Keterlibatan anggota tersebut diharapkan dapat memastikan bahwa PAD tidak hanya memenuhi aspek regulasi, tetapi juga mampu mengakomodasi kebutuhan dan kepentingan anggota sebagai bagian utama dari koperasi.
Selanjutnya, draf yang telah mendapatkan masukan dari perwakilan anggota akan dibawa ke tahap penelaahan bersama kuasa hukum. Penelaahan ini bertujuan untuk memastikan kesesuaian substansi PAD dengan peraturan perundang-undangan serta memberikan landasan hukum yang kuat sebelum draf diajukan dalam forum anggota.
Selain melakukan pembahasan internal, Tim Sembilan juga terus mencermati perkembangan Undang-Undang Perkoperasian yang baru yang hingga kini masih menunggu pengesahan. Perkembangan regulasi tersebut menjadi salah satu perhatian dalam proses penyusunan PAD. Tim Sembilan berharap ketentuan baru yang nantinya berlaku dapat menjadi acuan dalam penyempurnaan akhir, sehingga Anggaran Dasar KSP Kopdit Mekar Sai dapat disahkan dengan landasan hukum yang tepat dan relevan dengan perkembangan regulasi perkoperasian.
Jika seluruh tahapan pembahasan, revisi, masukan anggota, dan penelaahan hukum telah selesai, draf PAD yang telah disusun rencananya akan disampaikan kepada anggota melalui Rapat Anggota Khusus (RAK) pada Desember 2026. Dalam forum tersebut, pengurus akan menyampaikan draf PAD kepada anggota untuk mendapatkan tanggapan dan persetujuan sesuai dengan mekanisme organisasi koperasi.
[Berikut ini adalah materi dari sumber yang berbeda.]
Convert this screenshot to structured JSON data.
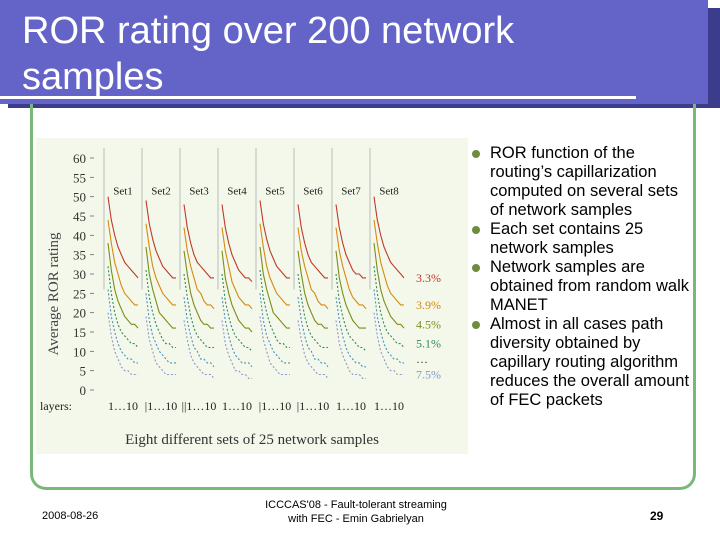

Rangkaian proses yang dilakukan secara bertahap ini menjadi wujud komitmen KSP Kopdit Mekar Sai untuk menghadirkan perubahan Anggaran Dasar yang disusun secara cermat, partisipatif, dan sesuai dengan ketentuan hukum. Melalui kerja Tim Sembilan, keterlibatan perwakilan anggota, serta penelaahan bersama kuasa hukum, diharapkan PAD yang nantinya ditetapkan dapat menjadi landasan yang kuat bagi penguatan tata kelola dan keberlanjutan KSP Kopdit Mekar Sai di masa mendatang.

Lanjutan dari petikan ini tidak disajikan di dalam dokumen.